You might not think of blockchain in this way — all the talk of ICOs, block sizes, forks, and cryptocurrency wallets can obscure the community values of blockchain.

But if we rebrand distributed ledger technology as “community apps” – the ability of the technology to distribute governance and trust throughout a network of users — we could enable consumers to connect with a vision of community.

“Normal” communities simply do not scale – the classic economic problem of the “tragedy of the commons” shows that there is a tipping point beyond which self-regulation by individuals begins to damage the health of the community. Wikipedia has suffered from this issue. This is where the technological breakthrough that blockchain tech enables becomes evident: It allows community governance to scale.

Where better to apply this vision than Facebook. One of the critical issues facing the social network has been its inability to self-govern and self-regulate – the scale of the task in front of Facebook became apparent when it went on a prolific hiring spree to attempt to police the content being posted to its site. Between May 2017 and February 2018, Facebook hired 3,000 content moderators – equivalent to Twitter’s entire headcount.

Estimates suggest that around 147,000 photos are uploaded to Facebook every minute – no single network of content moderators could ever begin to contend with that scale. In its current model, Facebook attempts to address widespread misuse of its platform through relying on a sense of citizenship alone – and some AI algorithms – to motivate users to report inappropriate content, which is then passed along to the army of moderators.

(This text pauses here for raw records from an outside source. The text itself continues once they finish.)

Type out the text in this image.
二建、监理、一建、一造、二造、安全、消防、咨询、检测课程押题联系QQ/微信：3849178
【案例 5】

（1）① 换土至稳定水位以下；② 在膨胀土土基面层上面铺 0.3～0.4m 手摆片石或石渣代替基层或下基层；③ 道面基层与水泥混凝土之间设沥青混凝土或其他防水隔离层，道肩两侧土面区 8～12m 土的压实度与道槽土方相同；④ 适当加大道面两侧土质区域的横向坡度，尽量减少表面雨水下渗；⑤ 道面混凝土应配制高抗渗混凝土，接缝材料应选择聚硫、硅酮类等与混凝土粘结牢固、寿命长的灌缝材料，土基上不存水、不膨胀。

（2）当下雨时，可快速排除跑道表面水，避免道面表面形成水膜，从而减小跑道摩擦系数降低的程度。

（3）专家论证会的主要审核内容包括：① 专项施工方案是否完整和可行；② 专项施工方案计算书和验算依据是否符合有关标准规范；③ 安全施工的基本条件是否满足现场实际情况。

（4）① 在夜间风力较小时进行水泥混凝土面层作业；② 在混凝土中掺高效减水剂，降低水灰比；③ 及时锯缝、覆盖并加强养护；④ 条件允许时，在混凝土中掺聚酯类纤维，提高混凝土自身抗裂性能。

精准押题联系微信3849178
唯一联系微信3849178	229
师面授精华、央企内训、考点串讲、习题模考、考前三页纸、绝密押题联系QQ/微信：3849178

Through community apps, Facebook could create a governance system that rewards users for reporting malicious posts, punishes abusers of the platform, and imposes weights against anyone seeking to manipulate the system. Such incentive-based governance systems have worked for Bitcoin, Ethereum and other blockchain communities, where distributed voting mechanisms reward appropriate actions and discipline misuse of votes.

The power of community apps is its ability to move control of applications and data from a single party – in this case Facebook – to a network of users. Instead of having one central intermediary extracting value from its trusted status, you build upon distributed, or community, trust.

Joe Gebbia, cofounder of Airbnb, once commented that his platform’s success was proof that “hospitality, generosity, and the simple act of trust between strangers can go a long way.” He was wrong – the trust is not between strangers. The hosts and the guests using Airbnb put their trust in the platform first, the people and community second.

Community apps built on the blockchain could begin to transform this model that has dominated the rise of platforms, shifting the trust from the platform to the community. Perhaps then we could begin to remind ourselves that we came here for the friends.

Eyal Malinger, Investment Director, Beringea, the transatlantic venture capital investor.